Plotting partial sums and its Cesàro means

Question

I have the function as shown in the first line of the code and its partial sum in the second line of the code below.

f[x_] := Abs[x];
s[k_, x_] := (Pi/2) + Sum[((-1)^(n) - 1) 2/(Pi n^(2)) Cos[n x], {n, 1, k}] 

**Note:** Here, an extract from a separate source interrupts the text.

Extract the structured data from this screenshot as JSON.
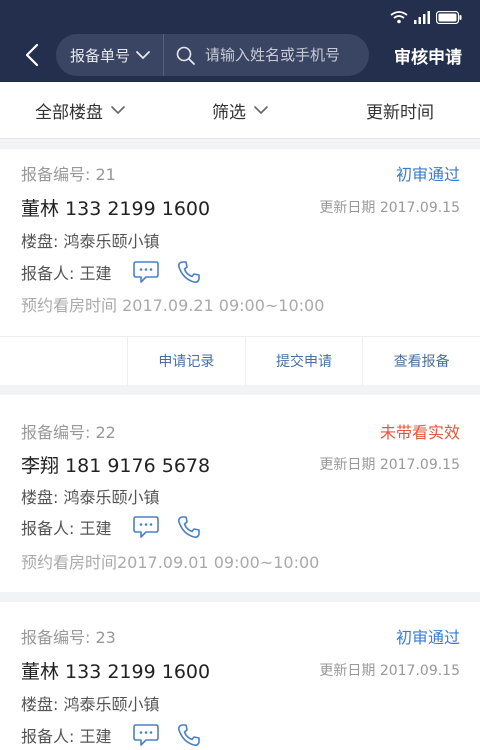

Then I have the Cesàro means of the function:

$$F_{n}(f)=\frac{1}{n} \sum^{n-1}_{m=0} S_{m}(f)$$

Originally I plot just the function and its partial sum with the code

Plot[Evaluate[{f[x], partialsums}], {x, -0.5, 0.5}

Now if I want to add in the 4th term of the Cesàro means, may I know how can I do so? I made a few changes and there is always a + symbol appearing inline which I believe is due to some mistake in my program

The original plot without the Cesàro means is

f[x_] := Abs[x];
s[k_, x_] := Pi/2 + Sum[((-1)^(n) - 1) 2/(Pi n^(2)) Cos[n x], {n, 1, k}] 
partialsums = Table[s[n, x], {n, 4}];
Plot[Evaluate[{f[x], partialsums}], {x, -0.5, 0.5}]

When I introduce the Piecewise function to add the Cesàro means to my graph, no drawings were generated. Please help.

Answer 1

First, we need to straighten out some of the notation. Whereas your partial sum function s depends only upon the index k and the variable x but not the function f, your list partialsums does not depend on x and your Cesaro partial-sum function, as you expressed it in $\text{LaTeX}$ form, includes an explicit dependence on f. Let's omit the f on the last and do include the x with partialsums. Then:

f[x_] := Abs[x]
s[k_, x_] := 
    Pi/2 + Sum[((-1)^(n) - 1) 2/(Pi n^(2)) Cos[n x], {n, 1, k}]
partialsums[x_] = Table[s[n, x], {n, 4}];

c[n_, x_] := (1/n) Sum[s[m, x], {m, 0, n - 1}]

Plot[Evaluate[{f[x], partialsums[x], c[4, x]}], {x, -0.5, 0.5}]